I've confirmed that the documenting library settings as shown in document https://docs.microsoft.com/en-us/sharepoint/troubleshoot/search/search-results-missing :
Any other ideas to what the problem could be?
Oct 03 2021 07:52 AM - edited Oct 03 2021 07:53 AM
HiYou speak about sharepoint online?
just to be sure, when you are on a library, in the searchbox, could you type
content:<a word present in your pdf> filetype:pdf
It will specifically look for the content in all the pdf file. If you see result, your pdf are well searchable and the issue is somewhere else.
Are you using information right management? I think that in that case, the content is not searchable YET ( something in the roadmap).
Oct 03 2021 08:12 AM
Thanks for answering. Using SharePoint online. We're not using information right management. What else could it be? I've even saved a word document as pdf and still cant search the contents.
Thanks
Oct 03 2021 08:40 AM
Could you go on the main page of sharepoint online (https:/:<yourdomain>.sharepoint.com and just try the search with the keyword "content:..." to see if it's a domain issue or a specific site issue?
If it has never work, i would advise to reach the microsoft support. On Server, it's often due to issue with the search crawl.
if you have the PNP powershell, you can look at the crawl log https://www.sharepointdiary.com/2019/07/get-search-crawl-log-in-sharepoint-online-using-powershell.h...
It's officialy not possible to start/restart a manual crawl in sharepoint online. I've seen some "hack" but never tested it.
Oct 04 2021 03:00 AM - edited Oct 04 2021 03:00 AM
Done the above and seen a few items in the log file. Nothing for the document library in-particular at https://companyname.sharepoint.com/Finance/company1_invoices
However, there is the entry below , will that be the scan for the whole of finance or is that only scanning the root directory not the document library "finance/company1_invoices"
"Url : https://companyname.sharepoint.com/Finance
CrawlTime : 03/10/2021 15:02:38
ItemTime : 01/01/0001 00:00:00
LogLevel : Success
Status :
ItemId : 11257
ContentSourceId : 1"
Oct 04 2021 03:29 AM
Hi
Seing your url, the "finance" stuff seems to be a subsite and not a separate website.

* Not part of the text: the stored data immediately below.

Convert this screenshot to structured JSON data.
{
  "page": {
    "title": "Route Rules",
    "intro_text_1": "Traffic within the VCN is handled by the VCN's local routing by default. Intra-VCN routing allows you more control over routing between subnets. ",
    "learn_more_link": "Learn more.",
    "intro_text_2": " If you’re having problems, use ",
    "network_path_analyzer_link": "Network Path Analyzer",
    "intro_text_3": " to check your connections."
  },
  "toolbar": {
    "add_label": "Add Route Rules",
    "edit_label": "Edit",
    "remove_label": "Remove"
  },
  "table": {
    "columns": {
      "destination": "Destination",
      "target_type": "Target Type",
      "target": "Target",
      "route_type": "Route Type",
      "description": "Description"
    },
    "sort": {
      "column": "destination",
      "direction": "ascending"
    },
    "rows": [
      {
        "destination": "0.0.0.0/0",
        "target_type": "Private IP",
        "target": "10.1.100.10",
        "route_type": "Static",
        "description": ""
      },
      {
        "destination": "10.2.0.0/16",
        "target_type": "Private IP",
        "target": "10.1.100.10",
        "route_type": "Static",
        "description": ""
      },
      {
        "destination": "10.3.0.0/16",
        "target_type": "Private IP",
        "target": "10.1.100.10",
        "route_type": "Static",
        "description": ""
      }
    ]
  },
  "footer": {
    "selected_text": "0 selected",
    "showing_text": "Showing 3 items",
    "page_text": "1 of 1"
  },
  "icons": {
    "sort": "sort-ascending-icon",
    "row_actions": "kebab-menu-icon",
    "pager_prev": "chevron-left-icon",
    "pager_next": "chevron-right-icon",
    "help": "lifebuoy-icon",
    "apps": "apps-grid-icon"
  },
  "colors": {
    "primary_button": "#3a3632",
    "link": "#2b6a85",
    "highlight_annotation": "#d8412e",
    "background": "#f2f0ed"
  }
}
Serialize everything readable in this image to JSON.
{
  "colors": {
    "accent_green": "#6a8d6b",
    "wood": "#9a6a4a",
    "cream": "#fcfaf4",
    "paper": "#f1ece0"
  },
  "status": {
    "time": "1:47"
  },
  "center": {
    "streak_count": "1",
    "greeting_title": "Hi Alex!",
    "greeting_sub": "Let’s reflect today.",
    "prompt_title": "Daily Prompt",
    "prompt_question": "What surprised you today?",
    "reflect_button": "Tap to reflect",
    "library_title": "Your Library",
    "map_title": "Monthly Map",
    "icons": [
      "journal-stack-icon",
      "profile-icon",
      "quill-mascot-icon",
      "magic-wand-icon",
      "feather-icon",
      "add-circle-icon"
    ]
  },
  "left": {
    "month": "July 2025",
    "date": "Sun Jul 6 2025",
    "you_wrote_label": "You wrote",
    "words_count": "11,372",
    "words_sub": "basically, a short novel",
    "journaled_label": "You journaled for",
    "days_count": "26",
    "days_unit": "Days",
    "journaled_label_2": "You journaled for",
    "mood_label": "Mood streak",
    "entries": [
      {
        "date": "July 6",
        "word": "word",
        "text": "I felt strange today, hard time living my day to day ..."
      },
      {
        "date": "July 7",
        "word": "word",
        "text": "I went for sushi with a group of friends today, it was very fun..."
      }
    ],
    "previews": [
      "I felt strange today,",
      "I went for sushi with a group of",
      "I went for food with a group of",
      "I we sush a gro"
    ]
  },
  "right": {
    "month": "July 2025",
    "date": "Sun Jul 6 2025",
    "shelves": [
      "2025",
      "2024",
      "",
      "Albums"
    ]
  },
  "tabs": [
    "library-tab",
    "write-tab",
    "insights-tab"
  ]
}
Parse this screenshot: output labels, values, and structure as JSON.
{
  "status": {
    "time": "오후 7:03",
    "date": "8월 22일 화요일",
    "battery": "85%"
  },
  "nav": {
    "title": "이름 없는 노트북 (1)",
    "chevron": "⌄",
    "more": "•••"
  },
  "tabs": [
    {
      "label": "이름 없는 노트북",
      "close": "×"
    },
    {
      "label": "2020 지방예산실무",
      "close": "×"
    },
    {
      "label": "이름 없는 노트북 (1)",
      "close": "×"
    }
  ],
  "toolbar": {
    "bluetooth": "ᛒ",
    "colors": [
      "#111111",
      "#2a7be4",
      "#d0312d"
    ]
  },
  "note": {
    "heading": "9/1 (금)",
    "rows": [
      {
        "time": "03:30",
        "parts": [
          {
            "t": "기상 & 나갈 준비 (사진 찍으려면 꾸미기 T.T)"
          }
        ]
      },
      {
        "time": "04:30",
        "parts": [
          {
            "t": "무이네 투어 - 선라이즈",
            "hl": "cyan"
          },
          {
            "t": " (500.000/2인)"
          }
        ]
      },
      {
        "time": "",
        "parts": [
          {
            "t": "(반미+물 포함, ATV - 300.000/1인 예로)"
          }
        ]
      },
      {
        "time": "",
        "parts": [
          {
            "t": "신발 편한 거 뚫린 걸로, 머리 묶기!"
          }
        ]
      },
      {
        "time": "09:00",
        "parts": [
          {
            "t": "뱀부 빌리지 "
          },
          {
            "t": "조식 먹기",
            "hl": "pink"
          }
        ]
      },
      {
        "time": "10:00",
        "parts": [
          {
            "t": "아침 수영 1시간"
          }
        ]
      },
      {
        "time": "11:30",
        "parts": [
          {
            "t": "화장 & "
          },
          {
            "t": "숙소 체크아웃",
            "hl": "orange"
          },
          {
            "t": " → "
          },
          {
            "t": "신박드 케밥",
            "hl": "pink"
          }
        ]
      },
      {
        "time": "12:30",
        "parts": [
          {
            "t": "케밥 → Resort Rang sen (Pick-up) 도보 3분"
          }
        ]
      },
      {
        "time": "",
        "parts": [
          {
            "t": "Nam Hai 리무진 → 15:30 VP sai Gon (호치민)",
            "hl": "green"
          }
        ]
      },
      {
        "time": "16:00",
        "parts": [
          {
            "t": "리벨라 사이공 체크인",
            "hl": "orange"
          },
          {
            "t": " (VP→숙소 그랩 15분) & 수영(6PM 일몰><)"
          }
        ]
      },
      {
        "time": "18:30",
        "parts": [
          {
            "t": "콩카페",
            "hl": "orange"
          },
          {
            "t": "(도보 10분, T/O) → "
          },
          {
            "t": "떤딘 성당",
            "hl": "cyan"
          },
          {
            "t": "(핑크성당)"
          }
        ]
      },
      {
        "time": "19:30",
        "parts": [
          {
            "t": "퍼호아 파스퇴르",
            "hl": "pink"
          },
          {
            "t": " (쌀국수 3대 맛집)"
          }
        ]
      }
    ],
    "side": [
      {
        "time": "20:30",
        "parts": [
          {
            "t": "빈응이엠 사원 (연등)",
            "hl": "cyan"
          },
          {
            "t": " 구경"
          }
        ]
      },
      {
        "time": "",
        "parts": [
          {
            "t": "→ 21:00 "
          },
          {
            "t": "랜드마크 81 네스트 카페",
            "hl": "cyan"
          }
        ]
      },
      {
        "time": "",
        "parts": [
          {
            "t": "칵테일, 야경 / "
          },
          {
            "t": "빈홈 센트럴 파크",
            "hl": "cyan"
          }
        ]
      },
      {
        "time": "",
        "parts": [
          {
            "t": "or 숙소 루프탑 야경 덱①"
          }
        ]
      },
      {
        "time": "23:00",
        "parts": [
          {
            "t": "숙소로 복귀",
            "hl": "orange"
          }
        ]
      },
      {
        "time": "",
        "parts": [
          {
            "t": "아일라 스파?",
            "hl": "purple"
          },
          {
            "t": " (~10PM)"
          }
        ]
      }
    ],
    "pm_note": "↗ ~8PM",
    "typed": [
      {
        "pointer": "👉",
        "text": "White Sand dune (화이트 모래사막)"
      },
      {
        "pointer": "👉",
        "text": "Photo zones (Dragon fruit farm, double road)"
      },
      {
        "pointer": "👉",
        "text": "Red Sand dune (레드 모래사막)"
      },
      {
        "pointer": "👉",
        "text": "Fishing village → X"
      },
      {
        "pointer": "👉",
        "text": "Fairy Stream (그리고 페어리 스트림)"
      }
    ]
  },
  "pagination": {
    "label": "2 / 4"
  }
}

Could you go in the " https://companyname.sharepoint.com", press the cog wheel and check for the "search and offline availibility". If the search option is turn off, it's apply to the subsites.
Verify then all the settings on the parent sites before.
Small note, subsites are not recommended anymore, it's best (unless specific requirement) to create separate websites and link it to a hub ( also Hub of hubsite is currently in roll out)
Oct 04 2021 05:39 AM
Oct 07 2021 04:02 AM
Oct 07 2021 04:08 AM
@alex_k60 Glad you solve it. I didn't expect something in the OCR, i'm not familiar with PDF to be honest.
Concerning the property of the pdf, SHarepoint is able to find it.
For example, all the property are considered as metadata and if you have put your company as metadata, you can search for it and Sharepoint will give you data.